Regarde ! Regarde !… Elle commence, vois-tu bien, par une marche toute divine : c’est une simple marche circulaire… Elle commence par le suprême de son art ; elle marche avec naturel sur le sommet qu’elle a atteint. Cette seconde nature est ce qu’il y a de plus éloigné de la première, mais il faut qu’elle lui ressemble à s’y méprendre.

SOCRATE

Je jouis comme personne de cette magnifique liberté. Les autres, maintenant, sont fixes, et comme enchantées.
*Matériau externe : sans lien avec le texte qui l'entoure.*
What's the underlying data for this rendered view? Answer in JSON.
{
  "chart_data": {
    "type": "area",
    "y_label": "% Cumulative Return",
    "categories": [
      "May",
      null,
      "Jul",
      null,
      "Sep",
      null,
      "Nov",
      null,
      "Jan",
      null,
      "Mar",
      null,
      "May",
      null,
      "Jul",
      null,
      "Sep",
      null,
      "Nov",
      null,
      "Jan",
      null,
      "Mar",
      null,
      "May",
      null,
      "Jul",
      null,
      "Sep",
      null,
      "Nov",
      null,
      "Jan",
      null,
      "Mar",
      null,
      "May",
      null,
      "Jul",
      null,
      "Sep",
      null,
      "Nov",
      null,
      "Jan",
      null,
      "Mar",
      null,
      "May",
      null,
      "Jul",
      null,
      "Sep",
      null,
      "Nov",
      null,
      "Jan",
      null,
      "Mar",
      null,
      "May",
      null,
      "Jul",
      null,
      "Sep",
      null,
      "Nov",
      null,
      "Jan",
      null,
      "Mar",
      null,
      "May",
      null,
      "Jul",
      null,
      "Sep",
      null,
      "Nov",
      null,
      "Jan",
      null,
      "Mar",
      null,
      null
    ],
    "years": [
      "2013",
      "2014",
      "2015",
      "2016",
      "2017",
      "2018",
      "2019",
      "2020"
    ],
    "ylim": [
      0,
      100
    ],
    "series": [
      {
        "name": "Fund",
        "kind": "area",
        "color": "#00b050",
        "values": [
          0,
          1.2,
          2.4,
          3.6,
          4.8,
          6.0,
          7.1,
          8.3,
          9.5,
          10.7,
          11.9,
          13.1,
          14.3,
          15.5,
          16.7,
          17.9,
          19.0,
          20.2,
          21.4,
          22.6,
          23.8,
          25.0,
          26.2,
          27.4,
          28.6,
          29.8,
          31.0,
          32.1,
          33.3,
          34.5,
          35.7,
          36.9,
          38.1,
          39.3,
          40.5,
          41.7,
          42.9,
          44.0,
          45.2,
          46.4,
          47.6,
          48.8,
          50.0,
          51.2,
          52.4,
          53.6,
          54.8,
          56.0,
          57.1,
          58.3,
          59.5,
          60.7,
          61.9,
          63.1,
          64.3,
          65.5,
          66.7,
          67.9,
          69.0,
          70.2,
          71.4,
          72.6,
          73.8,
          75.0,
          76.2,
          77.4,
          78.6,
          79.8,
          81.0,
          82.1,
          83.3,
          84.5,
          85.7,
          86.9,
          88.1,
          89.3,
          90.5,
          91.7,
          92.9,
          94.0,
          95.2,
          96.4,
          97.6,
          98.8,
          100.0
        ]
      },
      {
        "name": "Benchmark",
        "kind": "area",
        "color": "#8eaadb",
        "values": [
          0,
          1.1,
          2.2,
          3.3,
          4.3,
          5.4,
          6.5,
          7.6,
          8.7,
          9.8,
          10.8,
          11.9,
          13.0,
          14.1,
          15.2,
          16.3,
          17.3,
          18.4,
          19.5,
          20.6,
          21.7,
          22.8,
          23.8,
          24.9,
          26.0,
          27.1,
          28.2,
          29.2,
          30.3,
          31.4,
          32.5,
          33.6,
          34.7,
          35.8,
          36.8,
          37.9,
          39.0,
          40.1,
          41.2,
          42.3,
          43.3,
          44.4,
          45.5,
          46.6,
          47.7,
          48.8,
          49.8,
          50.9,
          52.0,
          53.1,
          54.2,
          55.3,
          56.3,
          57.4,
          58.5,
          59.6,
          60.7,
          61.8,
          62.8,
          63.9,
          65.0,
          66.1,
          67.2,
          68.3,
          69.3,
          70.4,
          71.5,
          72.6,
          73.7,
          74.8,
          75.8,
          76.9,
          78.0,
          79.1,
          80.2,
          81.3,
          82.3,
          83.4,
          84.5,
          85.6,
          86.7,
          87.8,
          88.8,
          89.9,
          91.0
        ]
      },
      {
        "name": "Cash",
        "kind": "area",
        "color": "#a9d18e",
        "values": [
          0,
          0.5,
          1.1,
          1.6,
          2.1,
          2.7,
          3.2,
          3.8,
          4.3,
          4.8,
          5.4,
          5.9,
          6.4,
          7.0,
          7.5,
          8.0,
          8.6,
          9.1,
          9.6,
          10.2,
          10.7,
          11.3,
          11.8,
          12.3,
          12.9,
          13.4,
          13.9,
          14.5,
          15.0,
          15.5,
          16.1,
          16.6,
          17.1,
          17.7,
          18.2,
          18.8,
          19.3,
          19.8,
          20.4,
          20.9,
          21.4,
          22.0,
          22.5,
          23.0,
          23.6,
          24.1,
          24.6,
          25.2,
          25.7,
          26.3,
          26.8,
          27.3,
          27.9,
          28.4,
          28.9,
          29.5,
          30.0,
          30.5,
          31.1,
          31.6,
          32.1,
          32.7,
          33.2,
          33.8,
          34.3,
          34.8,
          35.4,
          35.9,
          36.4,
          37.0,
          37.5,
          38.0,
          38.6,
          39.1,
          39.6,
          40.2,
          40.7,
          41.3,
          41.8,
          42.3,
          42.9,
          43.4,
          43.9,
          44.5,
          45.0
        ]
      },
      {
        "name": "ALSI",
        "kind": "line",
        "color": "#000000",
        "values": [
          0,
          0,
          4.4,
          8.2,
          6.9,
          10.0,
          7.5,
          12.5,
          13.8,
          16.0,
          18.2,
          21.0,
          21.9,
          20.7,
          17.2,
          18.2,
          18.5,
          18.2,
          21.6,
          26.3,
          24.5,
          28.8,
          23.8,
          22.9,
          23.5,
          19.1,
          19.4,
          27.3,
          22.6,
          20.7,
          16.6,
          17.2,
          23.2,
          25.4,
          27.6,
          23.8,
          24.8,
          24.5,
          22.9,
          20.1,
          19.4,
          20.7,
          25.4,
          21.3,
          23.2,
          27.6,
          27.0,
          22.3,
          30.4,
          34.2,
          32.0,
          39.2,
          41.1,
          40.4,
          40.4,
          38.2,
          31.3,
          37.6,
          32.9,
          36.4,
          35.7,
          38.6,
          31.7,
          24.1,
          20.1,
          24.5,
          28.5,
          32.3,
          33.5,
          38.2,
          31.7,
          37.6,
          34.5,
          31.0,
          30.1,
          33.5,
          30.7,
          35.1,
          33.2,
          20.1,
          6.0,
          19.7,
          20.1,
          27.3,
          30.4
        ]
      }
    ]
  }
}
Les musiciennes s’écoutent, et ne la perdent pas de vue… Elles adhèrent à la chose, et semblent insister sur la perfection de leur accompagnement.

PHÈDRE

L’une, de corail rose, et curieusement ployée, souffle dans un énorme coquillage.

ÉRYXIMAQUE

La très longue flûtiste aux cuisses fuselées, et l’une à l’autre étroitement tressées, allonge son pied élégant dont l’orteil marque la mesure… Ô Socrate, que te semble de la danseuse ?

SOCRATE

Éryximaque, ce petit être donne à penser… Il assemble sur soi, il assume une majesté qui était confuse dans nous tous, et qui habitait imperceptiblement les acteurs de cette débauche… Une simple marche, et déesse la voici ; et nous, presque des dieux !… Une simple marche, l’enchaînement le plus simple !… On dirait qu’elle paye l’espace avec de beaux actes bien égaux, et qu’elle frappe du talon les sonores effigies du mouvement. Elle semble énumérer et compter en pièces d’or pur, ce que nous dépensons distraitement en vulgaire monnaie de pas, quand nous marchons à toute fin.